The US-China climate change joint agreement received significant media coverage in the United States, with many outlets citing it as the main outcome of last month’s Obama-Xi summit. Under the agreement, China agreed to cap its carbon dioxide emissions by 2030 and increase non-fossil fuel energy from 10 to 20 percent of its energy mix by the same year. But despite its high visibility, many questions remain. How much of a change does the new agreement represent? How feasible is implementation? And what types of business opportunities—or challenges—will it create for foreign company operations in China?
A comparison of the Chinese targets laid out in the agreement with China’s current Five-Year Plan (FYP) shows that planners had already set a goal for non-fossil fuel energy to provide 15 percent of the country’s energy mix by 2020, making the new goals an extension of China’s existing targets. These goals are likely to be extended in China’s next FYP, which will run through 2020.
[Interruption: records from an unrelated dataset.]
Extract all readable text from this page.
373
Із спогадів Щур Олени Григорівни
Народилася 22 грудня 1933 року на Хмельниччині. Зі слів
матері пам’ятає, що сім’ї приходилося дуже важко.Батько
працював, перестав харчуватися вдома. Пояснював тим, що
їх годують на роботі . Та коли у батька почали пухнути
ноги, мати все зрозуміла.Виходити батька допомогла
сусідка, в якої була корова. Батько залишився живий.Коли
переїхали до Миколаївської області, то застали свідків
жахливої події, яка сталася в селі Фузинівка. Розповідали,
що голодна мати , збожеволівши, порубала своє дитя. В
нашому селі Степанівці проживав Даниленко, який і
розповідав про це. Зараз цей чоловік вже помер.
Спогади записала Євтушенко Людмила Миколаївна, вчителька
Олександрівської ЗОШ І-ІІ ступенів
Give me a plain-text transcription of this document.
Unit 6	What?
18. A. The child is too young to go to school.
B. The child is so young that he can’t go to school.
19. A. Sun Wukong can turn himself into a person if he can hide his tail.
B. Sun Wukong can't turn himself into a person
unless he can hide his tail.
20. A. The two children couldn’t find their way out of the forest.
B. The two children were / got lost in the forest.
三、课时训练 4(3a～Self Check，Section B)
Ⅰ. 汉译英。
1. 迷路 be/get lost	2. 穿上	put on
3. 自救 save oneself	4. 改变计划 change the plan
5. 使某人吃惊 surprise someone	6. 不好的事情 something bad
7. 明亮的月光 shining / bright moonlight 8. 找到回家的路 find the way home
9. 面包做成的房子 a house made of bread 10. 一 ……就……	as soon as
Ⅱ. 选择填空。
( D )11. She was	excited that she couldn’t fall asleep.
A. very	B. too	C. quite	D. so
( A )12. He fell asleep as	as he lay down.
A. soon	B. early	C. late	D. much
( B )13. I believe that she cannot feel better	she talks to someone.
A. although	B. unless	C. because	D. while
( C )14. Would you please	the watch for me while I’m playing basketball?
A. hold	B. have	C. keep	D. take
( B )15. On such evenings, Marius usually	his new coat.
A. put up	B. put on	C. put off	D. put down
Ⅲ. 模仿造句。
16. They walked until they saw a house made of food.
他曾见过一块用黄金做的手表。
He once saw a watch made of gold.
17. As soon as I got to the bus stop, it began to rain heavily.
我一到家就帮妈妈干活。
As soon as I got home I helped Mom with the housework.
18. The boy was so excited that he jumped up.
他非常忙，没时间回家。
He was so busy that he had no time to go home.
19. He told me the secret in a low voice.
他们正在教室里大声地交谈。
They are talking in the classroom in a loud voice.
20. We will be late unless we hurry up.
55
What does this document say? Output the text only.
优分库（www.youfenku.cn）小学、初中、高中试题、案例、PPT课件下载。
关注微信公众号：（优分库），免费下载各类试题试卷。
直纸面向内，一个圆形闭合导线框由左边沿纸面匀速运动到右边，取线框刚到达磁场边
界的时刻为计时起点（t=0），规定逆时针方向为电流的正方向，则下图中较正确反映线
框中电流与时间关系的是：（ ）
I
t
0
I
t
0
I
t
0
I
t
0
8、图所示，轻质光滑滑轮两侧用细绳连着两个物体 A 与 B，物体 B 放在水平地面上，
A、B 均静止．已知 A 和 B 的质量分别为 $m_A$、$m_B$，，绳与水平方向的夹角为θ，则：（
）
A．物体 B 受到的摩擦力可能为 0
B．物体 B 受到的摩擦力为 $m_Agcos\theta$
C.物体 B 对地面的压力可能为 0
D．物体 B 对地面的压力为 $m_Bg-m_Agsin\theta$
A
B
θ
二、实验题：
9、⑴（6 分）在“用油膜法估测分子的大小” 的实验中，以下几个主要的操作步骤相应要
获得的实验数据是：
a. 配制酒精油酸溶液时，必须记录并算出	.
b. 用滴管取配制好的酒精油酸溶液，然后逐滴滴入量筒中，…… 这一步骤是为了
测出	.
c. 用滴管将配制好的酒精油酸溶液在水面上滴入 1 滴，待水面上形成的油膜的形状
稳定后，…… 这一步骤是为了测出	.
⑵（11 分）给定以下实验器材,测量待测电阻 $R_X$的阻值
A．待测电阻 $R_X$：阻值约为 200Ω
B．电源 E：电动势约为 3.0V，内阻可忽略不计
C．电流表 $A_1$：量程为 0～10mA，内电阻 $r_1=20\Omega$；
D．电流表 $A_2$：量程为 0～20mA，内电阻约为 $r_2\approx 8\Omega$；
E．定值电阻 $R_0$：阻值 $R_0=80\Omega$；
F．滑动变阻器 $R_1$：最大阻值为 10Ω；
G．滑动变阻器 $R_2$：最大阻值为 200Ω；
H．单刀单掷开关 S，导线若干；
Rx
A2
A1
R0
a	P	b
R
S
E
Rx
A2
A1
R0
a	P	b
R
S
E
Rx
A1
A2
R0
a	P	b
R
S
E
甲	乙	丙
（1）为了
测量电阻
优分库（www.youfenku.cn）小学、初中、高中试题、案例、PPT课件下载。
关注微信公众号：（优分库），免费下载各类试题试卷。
But hitting those targets could be tough. Neither China nor the United States is legally bound to the agreement, which calls for the United States to cut its greenhouse gas emissions to 26–28 percent below 2005 levels by 2025. Additionally, to adjust its energy mix, China will have to invest considerably in improvements in its electric grid and transmissions infrastructure. Finally, China—which usually delegates implementation targets to local and provincial officials—will have to make sure that such goals are achievable on a micro scale.
Perhaps because of this, Chinese coverage of the agreement was much more subdued, with the climate change deal listed as just one of several outcomes in many media stories. Air pollution is a serious concern among Chinese citizens, and it is quickly becoming a source of anger that some leaders fear could fuel domestic unrest. Although provisions in the joint agreement—along with landmark amendments to China’s Environmental Protection Law—could address air quality and pollution issues in the long run, they offer little in terms of an immediate solution.
As a consequence, the joint agreement itself is unlikely to shift the landscape for Chinese government officials or foreign companies. It does, however, indicate increased Chinese willingness to engage on these issues, which could mean changes down the road.
Despite the logistical challenges, the agreement indicates stronger Chinese intentions to engage on climate change issues. China’s plan to have carbon dioxide emissions “peak” around 2030 is unprecedented for the country’s climate negotiators. In the past, PRC policymakers refused to set a hard cap, and instead favored an approach of increasing carbon efficiency, the amount of carbon emissions per unit of GDP. The use of the term “peak” suggests that officials advocating for a cap may be winning this long-run debate.
In addition, for the first time, the Chinese-language statement referred to climate change as “one of the biggest threats to humanity.” In past joint statements on climate change like the 2013 announcement, the Chinese-language statements referred to climate change as a “challenge,” which suggests that the Chinese leadership is viewing the issue with increasing importance.
China and the United States also agreed to joint projects that could support both countries’ climate change targets. Notably, the United States and China decided to expand cooperation through the US-China Clean Energy Research Center (CERC), a bilateral initiative that encourages research, development, and deployment of clean energy in both countries. CERC’s mandate, which previously ran from 2011-2015, will be extended for an additional five years. Both sides agreed to renew funding for CERC’s three research tracks—building efficiency, clean vehicles, and advanced carbon capture and sequestration technologies for coal—and to add a fourth: the interaction of energy and water in the “energy/water nexus.” Such agreements can promote environmental protection goals, but they also provide new opportunities for business.
An impetus for change
Given the nature of China’s system, the public joint statement with the United States may give Chinese officials added impetus to carry out their planned goals for reducing carbon dioxide emissions and greater leverage for central government officials to push their local counterparts. Even if the immediate impact of the joint statement is unclear, it lays a framework for future cooperation and demonstrates a push for action over talk.
In addition, the Obama-Xi joint statement seems designed to inspire other countries to take action in advance of the 2015 United Nations climate change conference in Paris. With the European Union announcement in October that it planned to cut greenhouse gases by 40 percent by 2030 and raise the share of renewable energy in the energy mix to 27 percent, the agreement could indicate efforts by the United States and China—the world’s two largest economies and biggest polluters—to set a more ambitious goal for upcoming negotiations.